There are fewer and fewer places where there are no crowds with their smartphones, texting away and lost in a hyperreality; fewer places where you are not assaulted by the pictorial renditions of Mediangels. Yet man suffers from loneliness, an anguished and intolerable loneliness that frightens him ever more, even though he is never alone in the midst of the smartphonite. Indeed, the time has finally come for us to recognise a fact: we live in a fallible society in which if a flaw is plugged and an imbalance corrected, then another one manifests itself shortly afterwards. Through the smartphonite we must administer the unstable, knowing that it is the most precious asset we possess. Our style, our medial non-definition, proceeds through uncertainty, without referring to the past to find solutions that reveal themselves to be oppressive. What is digital terrorism if not a form of atomised warfare, claiming victims one by one; a conflict maintained through communication? Turning a blind eye, perhaps because of too much light, is tantamount to making the iconic a matter of omertà.

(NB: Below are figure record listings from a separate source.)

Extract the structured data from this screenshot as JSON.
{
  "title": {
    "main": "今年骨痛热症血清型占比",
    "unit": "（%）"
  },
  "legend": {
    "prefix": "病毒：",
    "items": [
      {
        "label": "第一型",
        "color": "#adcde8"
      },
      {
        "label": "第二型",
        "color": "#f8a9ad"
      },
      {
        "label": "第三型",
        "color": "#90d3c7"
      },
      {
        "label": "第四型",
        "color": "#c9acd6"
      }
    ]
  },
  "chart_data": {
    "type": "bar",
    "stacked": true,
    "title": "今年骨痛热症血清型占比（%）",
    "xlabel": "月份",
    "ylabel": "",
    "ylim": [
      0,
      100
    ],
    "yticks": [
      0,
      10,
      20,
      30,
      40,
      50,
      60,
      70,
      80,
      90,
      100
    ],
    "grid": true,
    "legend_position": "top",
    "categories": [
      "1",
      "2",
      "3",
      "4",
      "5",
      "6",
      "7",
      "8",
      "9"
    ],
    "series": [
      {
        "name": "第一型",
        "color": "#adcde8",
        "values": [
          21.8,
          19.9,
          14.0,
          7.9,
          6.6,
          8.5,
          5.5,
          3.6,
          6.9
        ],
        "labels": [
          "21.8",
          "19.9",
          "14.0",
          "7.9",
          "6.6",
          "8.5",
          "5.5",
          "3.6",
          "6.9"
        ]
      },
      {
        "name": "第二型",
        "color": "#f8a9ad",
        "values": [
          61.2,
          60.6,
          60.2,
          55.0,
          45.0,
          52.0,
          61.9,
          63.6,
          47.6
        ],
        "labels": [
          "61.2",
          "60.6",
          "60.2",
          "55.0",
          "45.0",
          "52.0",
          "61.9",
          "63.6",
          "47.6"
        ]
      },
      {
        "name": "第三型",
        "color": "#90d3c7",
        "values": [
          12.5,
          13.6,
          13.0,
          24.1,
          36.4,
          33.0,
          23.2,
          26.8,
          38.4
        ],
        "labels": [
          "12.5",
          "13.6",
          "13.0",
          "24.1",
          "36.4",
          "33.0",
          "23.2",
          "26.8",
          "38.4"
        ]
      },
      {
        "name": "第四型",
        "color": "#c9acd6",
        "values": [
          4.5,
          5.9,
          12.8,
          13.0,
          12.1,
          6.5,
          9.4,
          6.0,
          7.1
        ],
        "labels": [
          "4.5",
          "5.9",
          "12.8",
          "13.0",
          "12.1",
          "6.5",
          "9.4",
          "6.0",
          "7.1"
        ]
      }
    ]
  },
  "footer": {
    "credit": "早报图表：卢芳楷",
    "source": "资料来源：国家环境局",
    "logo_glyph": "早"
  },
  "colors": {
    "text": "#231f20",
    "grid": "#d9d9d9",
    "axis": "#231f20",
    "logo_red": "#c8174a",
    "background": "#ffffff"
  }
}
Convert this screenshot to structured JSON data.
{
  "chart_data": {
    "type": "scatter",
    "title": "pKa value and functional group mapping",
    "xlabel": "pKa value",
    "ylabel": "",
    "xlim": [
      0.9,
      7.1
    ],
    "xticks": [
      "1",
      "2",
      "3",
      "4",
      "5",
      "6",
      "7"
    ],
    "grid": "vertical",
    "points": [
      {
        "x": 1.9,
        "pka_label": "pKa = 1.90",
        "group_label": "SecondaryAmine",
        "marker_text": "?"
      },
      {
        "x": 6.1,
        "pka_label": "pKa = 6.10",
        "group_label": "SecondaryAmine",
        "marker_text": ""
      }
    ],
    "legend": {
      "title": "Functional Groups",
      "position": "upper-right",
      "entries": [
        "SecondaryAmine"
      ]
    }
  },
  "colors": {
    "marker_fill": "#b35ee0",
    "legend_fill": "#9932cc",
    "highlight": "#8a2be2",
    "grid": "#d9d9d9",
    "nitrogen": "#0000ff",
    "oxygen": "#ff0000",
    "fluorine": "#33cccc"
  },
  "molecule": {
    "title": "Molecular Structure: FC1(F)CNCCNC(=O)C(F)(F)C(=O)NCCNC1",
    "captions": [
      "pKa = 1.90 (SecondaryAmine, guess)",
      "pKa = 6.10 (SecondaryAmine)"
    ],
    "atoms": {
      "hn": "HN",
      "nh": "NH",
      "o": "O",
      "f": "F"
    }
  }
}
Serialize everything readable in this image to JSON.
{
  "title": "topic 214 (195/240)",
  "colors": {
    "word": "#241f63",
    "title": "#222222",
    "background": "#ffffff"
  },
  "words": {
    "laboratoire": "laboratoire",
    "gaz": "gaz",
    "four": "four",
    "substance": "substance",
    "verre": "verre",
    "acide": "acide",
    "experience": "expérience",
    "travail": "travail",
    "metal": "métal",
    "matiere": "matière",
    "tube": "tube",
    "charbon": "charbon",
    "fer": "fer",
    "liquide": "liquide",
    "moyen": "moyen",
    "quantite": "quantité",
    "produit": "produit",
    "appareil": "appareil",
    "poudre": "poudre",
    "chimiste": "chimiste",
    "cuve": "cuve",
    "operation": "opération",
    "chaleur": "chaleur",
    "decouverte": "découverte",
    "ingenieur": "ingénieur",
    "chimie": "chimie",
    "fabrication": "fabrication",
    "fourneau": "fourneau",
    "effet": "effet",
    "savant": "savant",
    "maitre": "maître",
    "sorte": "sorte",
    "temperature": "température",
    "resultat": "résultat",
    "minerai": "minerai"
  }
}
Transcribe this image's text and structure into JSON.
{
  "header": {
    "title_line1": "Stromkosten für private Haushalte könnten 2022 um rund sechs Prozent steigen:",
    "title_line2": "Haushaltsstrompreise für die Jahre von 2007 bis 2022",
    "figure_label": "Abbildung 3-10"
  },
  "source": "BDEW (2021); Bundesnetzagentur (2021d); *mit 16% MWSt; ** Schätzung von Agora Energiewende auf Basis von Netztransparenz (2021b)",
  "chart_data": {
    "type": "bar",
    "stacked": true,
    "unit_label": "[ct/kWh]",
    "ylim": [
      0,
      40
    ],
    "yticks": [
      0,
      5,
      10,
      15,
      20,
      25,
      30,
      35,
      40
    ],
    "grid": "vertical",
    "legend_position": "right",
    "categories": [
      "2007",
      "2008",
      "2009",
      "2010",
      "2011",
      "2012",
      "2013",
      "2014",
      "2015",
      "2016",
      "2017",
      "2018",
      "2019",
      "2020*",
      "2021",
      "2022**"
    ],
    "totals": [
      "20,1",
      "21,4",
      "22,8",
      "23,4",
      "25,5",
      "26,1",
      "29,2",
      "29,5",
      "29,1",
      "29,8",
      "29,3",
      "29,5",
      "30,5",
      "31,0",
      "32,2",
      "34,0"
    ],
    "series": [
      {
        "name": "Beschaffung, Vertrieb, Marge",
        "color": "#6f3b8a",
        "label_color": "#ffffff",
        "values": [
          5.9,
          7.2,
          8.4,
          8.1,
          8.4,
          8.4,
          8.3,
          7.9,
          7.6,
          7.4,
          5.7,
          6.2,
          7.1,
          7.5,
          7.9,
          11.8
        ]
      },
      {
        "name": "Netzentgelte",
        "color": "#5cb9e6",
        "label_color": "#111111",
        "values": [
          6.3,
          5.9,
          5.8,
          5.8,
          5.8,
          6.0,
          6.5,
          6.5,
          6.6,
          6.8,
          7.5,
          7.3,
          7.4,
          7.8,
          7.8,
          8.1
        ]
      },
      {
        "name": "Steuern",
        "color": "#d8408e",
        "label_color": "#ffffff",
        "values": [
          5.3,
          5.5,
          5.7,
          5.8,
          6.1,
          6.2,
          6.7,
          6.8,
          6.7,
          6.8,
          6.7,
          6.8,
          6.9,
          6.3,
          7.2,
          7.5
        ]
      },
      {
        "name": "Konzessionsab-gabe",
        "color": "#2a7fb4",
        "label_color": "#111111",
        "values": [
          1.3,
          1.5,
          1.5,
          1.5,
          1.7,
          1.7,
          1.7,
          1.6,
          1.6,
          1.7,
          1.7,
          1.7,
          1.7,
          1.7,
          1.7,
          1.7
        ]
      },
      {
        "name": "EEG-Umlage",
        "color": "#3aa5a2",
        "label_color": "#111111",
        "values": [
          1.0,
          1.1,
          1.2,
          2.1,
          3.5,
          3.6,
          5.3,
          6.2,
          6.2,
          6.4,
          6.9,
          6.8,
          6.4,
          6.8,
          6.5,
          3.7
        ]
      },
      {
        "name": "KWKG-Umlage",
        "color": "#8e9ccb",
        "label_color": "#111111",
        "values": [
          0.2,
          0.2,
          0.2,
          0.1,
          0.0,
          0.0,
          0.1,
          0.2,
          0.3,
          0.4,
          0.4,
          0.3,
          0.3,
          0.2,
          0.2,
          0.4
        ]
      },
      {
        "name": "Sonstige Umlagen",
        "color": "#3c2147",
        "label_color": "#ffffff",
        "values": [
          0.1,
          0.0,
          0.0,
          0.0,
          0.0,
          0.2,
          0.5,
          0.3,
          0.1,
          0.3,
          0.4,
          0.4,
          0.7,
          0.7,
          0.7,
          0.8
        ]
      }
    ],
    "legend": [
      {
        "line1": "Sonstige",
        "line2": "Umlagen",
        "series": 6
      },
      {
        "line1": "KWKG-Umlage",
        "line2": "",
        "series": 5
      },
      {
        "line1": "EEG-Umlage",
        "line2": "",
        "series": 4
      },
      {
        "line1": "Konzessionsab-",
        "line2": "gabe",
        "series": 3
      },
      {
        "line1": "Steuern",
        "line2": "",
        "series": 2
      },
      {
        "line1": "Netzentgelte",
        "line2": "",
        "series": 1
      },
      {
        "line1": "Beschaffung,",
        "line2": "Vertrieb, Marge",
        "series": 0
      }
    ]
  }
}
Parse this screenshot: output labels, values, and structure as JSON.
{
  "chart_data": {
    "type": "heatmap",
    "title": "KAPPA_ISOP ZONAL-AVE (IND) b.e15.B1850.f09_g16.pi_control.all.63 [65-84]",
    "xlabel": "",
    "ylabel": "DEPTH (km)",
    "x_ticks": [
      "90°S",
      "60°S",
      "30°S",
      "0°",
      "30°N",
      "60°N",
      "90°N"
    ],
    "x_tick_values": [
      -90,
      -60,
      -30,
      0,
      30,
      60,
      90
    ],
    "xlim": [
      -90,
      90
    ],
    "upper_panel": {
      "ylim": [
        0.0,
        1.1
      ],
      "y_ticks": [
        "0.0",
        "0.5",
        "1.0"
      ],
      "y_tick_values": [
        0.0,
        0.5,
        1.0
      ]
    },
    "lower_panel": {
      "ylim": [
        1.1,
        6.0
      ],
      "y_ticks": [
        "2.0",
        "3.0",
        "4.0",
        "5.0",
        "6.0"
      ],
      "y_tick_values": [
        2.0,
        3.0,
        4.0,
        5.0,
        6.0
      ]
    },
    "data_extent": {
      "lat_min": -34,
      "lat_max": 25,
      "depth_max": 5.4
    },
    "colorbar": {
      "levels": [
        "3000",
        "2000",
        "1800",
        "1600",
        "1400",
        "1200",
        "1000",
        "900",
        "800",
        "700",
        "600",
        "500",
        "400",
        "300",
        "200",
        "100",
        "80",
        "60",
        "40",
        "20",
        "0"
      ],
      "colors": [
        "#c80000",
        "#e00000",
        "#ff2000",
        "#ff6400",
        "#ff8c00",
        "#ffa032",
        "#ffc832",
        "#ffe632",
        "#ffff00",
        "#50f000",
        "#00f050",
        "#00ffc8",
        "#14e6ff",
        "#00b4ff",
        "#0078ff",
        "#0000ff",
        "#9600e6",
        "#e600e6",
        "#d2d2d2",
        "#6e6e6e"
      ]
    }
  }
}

This is the truth of the cross-media citizen who, in dealing with the image as an asset to be distributed, always realises too late, like Polyphemus, that he was dealing with ‘Nobody.' That ‘Nobody’, Odysseus, who made oars wings for a mad flight. Similarly, in reading these Mediangels, there is both a tone and an encounter and only within the character of the painting itself does this voice find its tone; a tone that does not fade. Moreover, in matters of media, the voice cannot predefine the appropriate cause. Not even whilst aiming to grasp the significance in silence. It was therefore a mistake for the citizen orator who, in order to make the best impression whilst declaiming to the crowd, was accompanied by a smartphone that suggested the most appropriate moments to raise his head to the crowd. Does a bowed head allow one to keep step with the truth? Is expression the art of what happens to ‘Nobody’? Indeed, once the painter's gaze has been turned and fixed on the urban scene, and once it has shed the role of scientist and humaniser of the whole, it finds in its narrative and poetic capacity the gateway to a way of recounting the world through the great dilemmas of humanity, such as the screen, chance or the possible ambiguities of everyday life. Pictorial thinking reveals a re-thinking that, by becoming mythical, neither offends nor annihilates the object of thought or the thinker, since, as always, we find that “in the beginning was the fable” but also that “the end is also a fable”. Knowing that one is part of a narrative thread perpetuated through other images on other smartphones, a terrifying realisation in itself, is a guarantee that one is part of the contemporary media gaze.

This is indeed the sitz im leben of myth for Pulze, and of myth in general: to know and yet never fully understand what one is trying to scrutinise. If you study this beautiful collection in one go, you will quickly grasp the very depth of Pulze's stylistic talent and his personal way of imagining and narrating Mediangels. What remains for the attentive reader of these paintings is the pleasure of having witnessed the "incarnation" of myth through the thousand faces of visual technology, which the more it becomes a "fable", the more it lends itself to the viewer, who is called upon never to forget that it is the image that is at the service of the human and almost never the contrary.